Робер, недолго думая, поскакал вслед за ним. Монсеньер маркиз также, вынув из ножен рапиру, отправился в пекло битвы. Трое всадников, врубившись в центр драгунского отряда, творили чудеса. Сэйлор каждым ударом сабли сбивал с лошади английских кавалеристов или убивал их, сидящих в седле. Робер, впервые оказавшийся так близко лицом к лицу с врагом, ожесточенно рубил в капусту каждого встречного и поперечного, сам едва уклоняясь от ответных ударов. Монсеньер маркиз наносил точные колющие удары, рубящими же движениями своей рапиры он выбивал из рук противника оружие, либо оглушал его. Американские всадники, увидев в центре сражения Лафайетта, приободрились и ударили с новой силой. «Зеленые драгуны» были отлично подготовлены, но, несмотря на численное превосходство, в этот раз они дрогнули. Потеряв две трети кавалеристов, оставшиеся члены отряда отступили и, при отходе, оставили на поле боя еще пятерых, настигнутых пулями Сэйлора, де Брильяра и Лафайетта.

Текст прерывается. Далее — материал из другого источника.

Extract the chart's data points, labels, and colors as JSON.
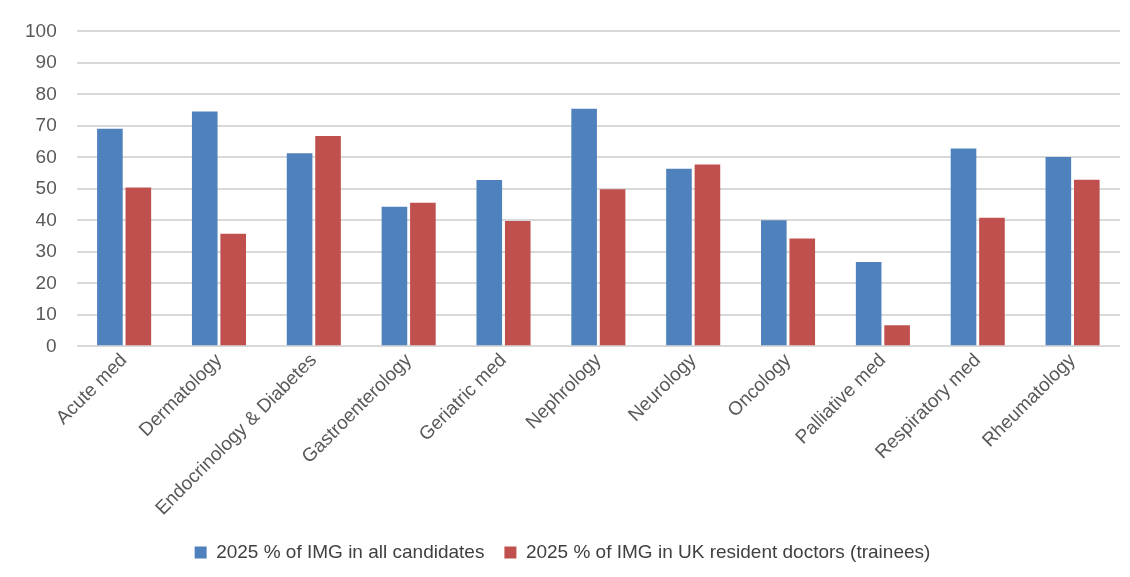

В это время пехота перешла в рукопашную схватку. И Джордж повел оставшуюся конницу в атаку на «красных мундиров». Именно за Сэйлором пошли конники, а вместе с ними де Лафайетт и де Брильяр. Саблями своих всадников и рапирой (вот где виден французский дворянин) Лафайетта конники быстро смяли и разбили английскую пехоту. В это время Робер де Брильяр, как и раньше, рубил все красное, что видел, в капусту. При этом сам он не погиб только чудом. Сэйлору такое усердие его компаньона в бою не очень нравилась:
– С таким безрассудством, Робер, ты мог бы резать гугенотов в ночь святого Варфоломея! Ты же «добрый католик»! – Джордж смотрел на лотарингца-пикардийца со злой усмешкой. – А в бою ты должен быть осторожен. Ты должен наносить врагу ровно столько ударов, сколько нужно для его смерти. Не больше и не меньше! Ты понял меня, последователь чертовых Гизов?
– Я приму это к сведению. Спасибо за совет! – при этих словах лицо Робера выражало полную искренность, такую, что даже Сэйлор растерялся. Но продолжать этот разговор он не стал.

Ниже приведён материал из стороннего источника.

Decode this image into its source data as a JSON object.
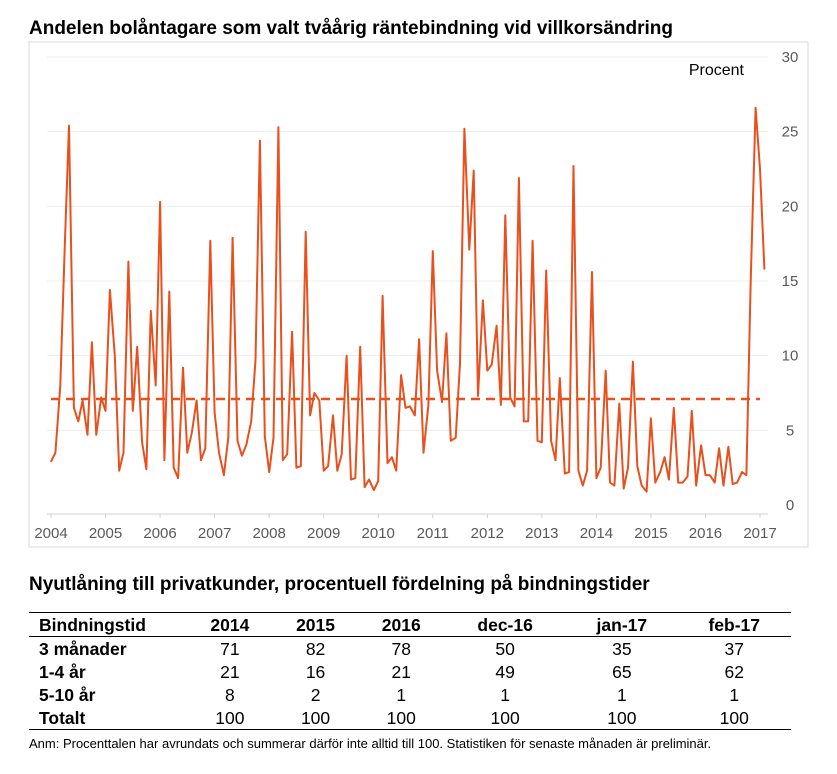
{
  "chart_data": {
    "type": "line",
    "title": "Andelen bolåntagare som valt tvåårig räntebindning vid villkorsändring",
    "ylabel": "Procent",
    "ylim": [
      0,
      30
    ],
    "yticks": [
      "0",
      "5",
      "10",
      "15",
      "20",
      "25",
      "30"
    ],
    "xlim": [
      2004,
      2017
    ],
    "xticks": [
      "2004",
      "2005",
      "2006",
      "2007",
      "2008",
      "2009",
      "2010",
      "2011",
      "2012",
      "2013",
      "2014",
      "2015",
      "2016",
      "2017"
    ],
    "grid": "horizontal",
    "color": "#E8501E",
    "series": [
      {
        "points": [
          [
            2004.0,
            2.9
          ],
          [
            2004.08,
            3.5
          ],
          [
            2004.17,
            8.0
          ],
          [
            2004.25,
            17.0
          ],
          [
            2004.33,
            25.4
          ],
          [
            2004.42,
            6.5
          ],
          [
            2004.5,
            5.6
          ],
          [
            2004.58,
            7.0
          ],
          [
            2004.67,
            4.7
          ],
          [
            2004.75,
            10.9
          ],
          [
            2004.83,
            4.7
          ],
          [
            2004.92,
            7.2
          ],
          [
            2005.0,
            6.3
          ],
          [
            2005.08,
            14.4
          ],
          [
            2005.17,
            10.0
          ],
          [
            2005.25,
            2.3
          ],
          [
            2005.33,
            3.5
          ],
          [
            2005.42,
            16.3
          ],
          [
            2005.5,
            6.3
          ],
          [
            2005.58,
            10.6
          ],
          [
            2005.67,
            4.2
          ],
          [
            2005.75,
            2.4
          ],
          [
            2005.83,
            13.0
          ],
          [
            2005.92,
            8.0
          ],
          [
            2006.0,
            20.3
          ],
          [
            2006.08,
            3.0
          ],
          [
            2006.17,
            14.3
          ],
          [
            2006.25,
            2.5
          ],
          [
            2006.33,
            1.8
          ],
          [
            2006.42,
            9.2
          ],
          [
            2006.5,
            3.5
          ],
          [
            2006.58,
            4.8
          ],
          [
            2006.67,
            7.0
          ],
          [
            2006.75,
            3.0
          ],
          [
            2006.83,
            3.8
          ],
          [
            2006.92,
            17.7
          ],
          [
            2007.0,
            6.2
          ],
          [
            2007.08,
            3.5
          ],
          [
            2007.17,
            2.0
          ],
          [
            2007.25,
            4.5
          ],
          [
            2007.33,
            17.9
          ],
          [
            2007.42,
            4.3
          ],
          [
            2007.5,
            3.3
          ],
          [
            2007.58,
            4.0
          ],
          [
            2007.67,
            5.6
          ],
          [
            2007.75,
            9.7
          ],
          [
            2007.83,
            24.4
          ],
          [
            2007.92,
            4.6
          ],
          [
            2008.0,
            2.2
          ],
          [
            2008.08,
            4.5
          ],
          [
            2008.17,
            25.3
          ],
          [
            2008.25,
            3.0
          ],
          [
            2008.33,
            3.4
          ],
          [
            2008.42,
            11.6
          ],
          [
            2008.5,
            2.5
          ],
          [
            2008.58,
            2.6
          ],
          [
            2008.67,
            18.3
          ],
          [
            2008.75,
            6.0
          ],
          [
            2008.83,
            7.5
          ],
          [
            2008.92,
            7.0
          ],
          [
            2009.0,
            2.3
          ],
          [
            2009.08,
            2.6
          ],
          [
            2009.17,
            6.0
          ],
          [
            2009.25,
            2.3
          ],
          [
            2009.33,
            3.4
          ],
          [
            2009.42,
            10.0
          ],
          [
            2009.5,
            1.7
          ],
          [
            2009.58,
            1.8
          ],
          [
            2009.67,
            10.6
          ],
          [
            2009.75,
            1.2
          ],
          [
            2009.83,
            1.7
          ],
          [
            2009.92,
            1.0
          ],
          [
            2010.0,
            1.6
          ],
          [
            2010.08,
            14.0
          ],
          [
            2010.17,
            2.8
          ],
          [
            2010.25,
            3.2
          ],
          [
            2010.33,
            2.3
          ],
          [
            2010.42,
            8.7
          ],
          [
            2010.5,
            6.5
          ],
          [
            2010.58,
            6.6
          ],
          [
            2010.67,
            6.0
          ],
          [
            2010.75,
            11.1
          ],
          [
            2010.83,
            3.5
          ],
          [
            2010.92,
            6.7
          ],
          [
            2011.0,
            17.0
          ],
          [
            2011.08,
            9.0
          ],
          [
            2011.17,
            6.9
          ],
          [
            2011.25,
            11.5
          ],
          [
            2011.33,
            4.3
          ],
          [
            2011.42,
            4.5
          ],
          [
            2011.5,
            9.5
          ],
          [
            2011.58,
            25.2
          ],
          [
            2011.67,
            17.1
          ],
          [
            2011.75,
            22.4
          ],
          [
            2011.83,
            7.3
          ],
          [
            2011.92,
            13.7
          ],
          [
            2012.0,
            9.0
          ],
          [
            2012.08,
            9.4
          ],
          [
            2012.17,
            12.0
          ],
          [
            2012.25,
            6.7
          ],
          [
            2012.33,
            19.4
          ],
          [
            2012.42,
            7.2
          ],
          [
            2012.5,
            6.6
          ],
          [
            2012.58,
            21.9
          ],
          [
            2012.67,
            5.6
          ],
          [
            2012.75,
            5.6
          ],
          [
            2012.83,
            17.7
          ],
          [
            2012.92,
            4.3
          ],
          [
            2013.0,
            4.2
          ],
          [
            2013.08,
            15.7
          ],
          [
            2013.17,
            4.3
          ],
          [
            2013.25,
            3.0
          ],
          [
            2013.33,
            8.5
          ],
          [
            2013.42,
            2.1
          ],
          [
            2013.5,
            2.2
          ],
          [
            2013.58,
            22.7
          ],
          [
            2013.67,
            2.3
          ],
          [
            2013.75,
            1.3
          ],
          [
            2013.83,
            2.3
          ],
          [
            2013.92,
            15.6
          ],
          [
            2014.0,
            1.8
          ],
          [
            2014.08,
            2.5
          ],
          [
            2014.17,
            9.0
          ],
          [
            2014.25,
            1.5
          ],
          [
            2014.33,
            1.3
          ],
          [
            2014.42,
            6.8
          ],
          [
            2014.5,
            1.1
          ],
          [
            2014.58,
            2.5
          ],
          [
            2014.67,
            9.6
          ],
          [
            2014.75,
            2.6
          ],
          [
            2014.83,
            1.3
          ],
          [
            2014.92,
            0.9
          ],
          [
            2015.0,
            5.8
          ],
          [
            2015.08,
            1.5
          ],
          [
            2015.17,
            2.2
          ],
          [
            2015.25,
            3.2
          ],
          [
            2015.33,
            1.7
          ],
          [
            2015.42,
            6.5
          ],
          [
            2015.5,
            1.5
          ],
          [
            2015.58,
            1.5
          ],
          [
            2015.67,
            1.9
          ],
          [
            2015.75,
            6.3
          ],
          [
            2015.83,
            1.3
          ],
          [
            2015.92,
            4.0
          ],
          [
            2016.0,
            2.0
          ],
          [
            2016.08,
            2.0
          ],
          [
            2016.17,
            1.5
          ],
          [
            2016.25,
            3.8
          ],
          [
            2016.33,
            1.3
          ],
          [
            2016.42,
            3.9
          ],
          [
            2016.5,
            1.4
          ],
          [
            2016.58,
            1.5
          ],
          [
            2016.67,
            2.2
          ],
          [
            2016.75,
            2.0
          ],
          [
            2016.83,
            15.0
          ],
          [
            2016.92,
            26.6
          ],
          [
            2017.0,
            22.5
          ],
          [
            2017.08,
            15.8
          ]
        ]
      },
      {
        "style": "dashed",
        "points": [
          [
            2004.0,
            7.1
          ],
          [
            2017.0,
            7.1
          ]
        ]
      }
    ]
  },
  "table": {
    "title": "Nyutlåning till privatkunder, procentuell fördelning på bindningstider",
    "headers": [
      "Bindningstid",
      "2014",
      "2015",
      "2016",
      "dec-16",
      "jan-17",
      "feb-17"
    ],
    "rows": [
      [
        "3 månader",
        "71",
        "82",
        "78",
        "50",
        "35",
        "37"
      ],
      [
        "1-4 år",
        "21",
        "16",
        "21",
        "49",
        "65",
        "62"
      ],
      [
        "5-10 år",
        "8",
        "2",
        "1",
        "1",
        "1",
        "1"
      ],
      [
        "Totalt",
        "100",
        "100",
        "100",
        "100",
        "100",
        "100"
      ]
    ]
  },
  "note": "Anm: Procenttalen har avrundats och summerar därför inte alltid till 100. Statistiken för senaste månaden är preliminär."
}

Джордж осмотрелся вокруг. Англичане отступили или, вернее сказать, сбежали. Патриотов осталось семь человек конных и пятнадцать пеших. «Красные мундиры» потеряли тридцать всадников и порядка полусотни пехотинцев. Неплохой результат для такого маленького столкновения. Сэйлор понимал, что англичане просто были чересчур самоуверенны. Он подъехал к Лафайетту:
– Похоже, теперь вам придется вернуться в Бостон, монсеньер.
– Да уж, видимо так! Эй, мы возвращаемся, стройтесь!
– А еще, монсеньер маркиз, вас предали! Навел «креветок» явно кто-то из своих.